In the course of these proceedings plaintiff has conceded that defendant can properly regulate the activities in question; and defendant has specifically relied upon section 11 — 42—2 of the Municipal Code for statutory authority to regulate the activities in question. We also believe the area of activities that the defendant seeks to regulate does bear a substantial relationship to the public welfare and safety. From a close reading of the ordinance in question we do not believe that the ordinance is, per se, unconstitutional. Therefore, the only question then, is whether the plaintiff met its burden of challenging the presumptive validity of the ordinance.

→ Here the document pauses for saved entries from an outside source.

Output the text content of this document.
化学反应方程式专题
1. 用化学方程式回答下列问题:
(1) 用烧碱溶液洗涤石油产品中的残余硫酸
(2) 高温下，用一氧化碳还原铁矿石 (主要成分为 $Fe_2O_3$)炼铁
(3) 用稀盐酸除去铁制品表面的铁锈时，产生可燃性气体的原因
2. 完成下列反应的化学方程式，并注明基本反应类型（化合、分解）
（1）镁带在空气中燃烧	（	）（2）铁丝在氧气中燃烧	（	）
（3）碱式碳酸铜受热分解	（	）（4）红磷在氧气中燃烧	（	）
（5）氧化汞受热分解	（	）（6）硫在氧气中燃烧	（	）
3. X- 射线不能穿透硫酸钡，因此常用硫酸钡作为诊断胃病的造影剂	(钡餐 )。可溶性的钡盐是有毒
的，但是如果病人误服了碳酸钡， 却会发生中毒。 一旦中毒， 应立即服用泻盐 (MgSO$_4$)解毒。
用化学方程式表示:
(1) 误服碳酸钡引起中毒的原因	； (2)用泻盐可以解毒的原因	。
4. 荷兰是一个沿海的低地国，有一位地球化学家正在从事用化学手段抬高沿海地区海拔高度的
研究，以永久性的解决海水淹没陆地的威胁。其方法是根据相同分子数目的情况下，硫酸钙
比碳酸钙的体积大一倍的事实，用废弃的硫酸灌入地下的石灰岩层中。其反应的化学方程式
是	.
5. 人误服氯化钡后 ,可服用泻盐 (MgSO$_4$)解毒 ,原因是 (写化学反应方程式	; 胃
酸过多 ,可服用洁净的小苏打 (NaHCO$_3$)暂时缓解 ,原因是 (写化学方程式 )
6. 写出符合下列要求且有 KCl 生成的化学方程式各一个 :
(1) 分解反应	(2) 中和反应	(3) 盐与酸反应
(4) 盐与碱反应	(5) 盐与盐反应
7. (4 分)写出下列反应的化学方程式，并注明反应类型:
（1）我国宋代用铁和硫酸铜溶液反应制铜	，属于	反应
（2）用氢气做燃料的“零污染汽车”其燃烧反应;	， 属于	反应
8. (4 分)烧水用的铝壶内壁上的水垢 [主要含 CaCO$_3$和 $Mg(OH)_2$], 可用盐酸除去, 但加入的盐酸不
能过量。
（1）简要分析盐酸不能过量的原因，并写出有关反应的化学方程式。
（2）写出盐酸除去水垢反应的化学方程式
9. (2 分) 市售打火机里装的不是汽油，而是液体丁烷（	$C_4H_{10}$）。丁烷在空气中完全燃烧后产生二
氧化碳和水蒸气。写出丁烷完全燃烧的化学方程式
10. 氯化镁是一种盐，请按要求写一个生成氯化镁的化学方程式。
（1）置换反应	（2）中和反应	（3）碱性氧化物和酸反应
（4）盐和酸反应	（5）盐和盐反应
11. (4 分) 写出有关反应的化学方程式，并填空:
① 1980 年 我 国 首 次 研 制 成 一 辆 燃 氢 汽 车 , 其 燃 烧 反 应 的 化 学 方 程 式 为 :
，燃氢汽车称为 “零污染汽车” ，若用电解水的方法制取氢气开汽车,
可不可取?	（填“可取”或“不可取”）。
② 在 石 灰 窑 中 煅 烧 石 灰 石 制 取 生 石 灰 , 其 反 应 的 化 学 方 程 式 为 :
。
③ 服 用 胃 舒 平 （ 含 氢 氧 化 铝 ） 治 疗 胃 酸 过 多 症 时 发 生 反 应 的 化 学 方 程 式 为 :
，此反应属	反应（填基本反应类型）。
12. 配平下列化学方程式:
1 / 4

We find that it did not.

The findings and rulings of the trial court will only be reversed when they are against the manifest weight of the evidence. However, in this case, we have searched the record for competent and credible evidence to support the findings of the trial court and have found none.

The record is totally barren of any evidence presented by plaintiff which could conceivably support the court’s findings that the numerical limitation of eleven bears no rational relationship to the public welfare or morals. Furthermore, plaintiff presented no evidence which tended to show that defendant’s exercise of police power was arbitrary, capricious and discriminatory; nor was any evidence preferred to substantiate the trial court’s findings that the ordinance was unconstitutionally vague.

The record primarily consists of arguments of counsel and colloquy between court and counsel. While we find this information enlightening, it is not evidence. For example, we note that in regard to the question of numerical limitations, other than the colloquy between Mr. Hashman and the trial court the record contains no evidence concerning this issue. Likewise, the same situation exists in regard to the issues of arbitrariness, capriciousness and vagueness. We concur with defendant’s *750assertion that the plaintiff failed to sustain its burden of attacking the presumptive validity of this ordinance.

Based upon the record herein, the trial court erred when it declared section 15.8.1 unconstitutional. The judgment of the trial court is vacated and the cause is hereby reversed.

Reversed.

CRAVEN, P. J., and GREEN, J., concur.